Are You On a Diet and Getting More Cavities? Here’s Why
Too much of “this,” not enough of “that.” Sounds like the diagnosis of a less than stellar nutritional plan, doesn’t it? It’s also the diagnosis you might get from your dentist and doctor if your diet begins to wreak havoc with your teeth. If you follow a restrictive diet of any sort – for example, if you consider yourself vegan, or are a strict follower of Atkins or Paleo, you’re going to be lacking certain nutrients your teeth need to remain healthy. We’ll take a look at why this happens …
There are two main reasons why strict adherents to restrictive diets end up with oral health concerns. First is the lack of re-mineralization that occurs with diets that avoid dairy and/or meat, and the other is an increased intake of acid when diets revolve mainly, or exclusively upon vegetables (and particularly, as in the case of fruitarians), fruit.

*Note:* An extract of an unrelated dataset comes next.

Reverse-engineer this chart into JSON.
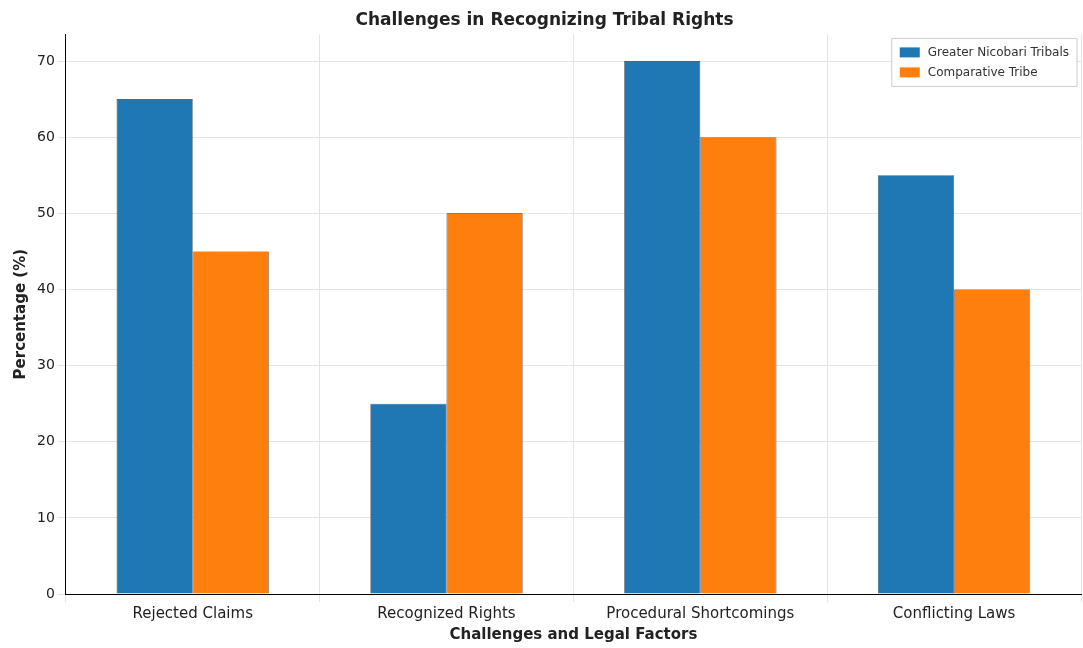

Remineralization: When we think of strong bones and teeth, we often think of calcium. But there’s another mineral most of us never even think about, that serves an equally important role: phosphates. Phosphates exists (among other places) in our saliva – and, it’s one of the most prevalent minerals in the human body! After eating, phosphate ions and calcium ions work to naturally repair teeth through a process known as remineralization – a process whereby minerals lost to acidity are replaced – effectively “repairing” a tooth.
Trouble arises, however, when we abstain from foods that naturally aid in this remineralization process. Nuts, green leafy vegetables (without too much focus on spinach, which isn't good for your teeth), and sea vegetables can help, but meat, fish and dairy are the biggest dietary contributors to remineralization. If you’re a vegan, or a paleo dieter, you can see how this can interfere with a process necessary to maintaining a healthy mouth.
Increased Acid: In the dieting world, white carbohydrates (like potatoes) and grains are the target of much scorn. In place of these demonized foodstuffs, fruit usually fills the void. It’s natural, fits the bill for paleo fans and all sorts of veggie lovers. The problem is, with this increased consumption of fruit comes a greater exposure to fruit acid. And our teeth hate acid.
And when you combine too much fruit with not enough remineralizing foods, your teeth are likely to run into trouble; vegans being particularly at risk.
There are a multitude of opinions as to what is the “best” diet, and the best answer to that question is one only you can make. However, when it comes to your teeth, reducing your exposure to highly acidic foods and beverages, and regular consumption of remineralizing foods will always be a good choice.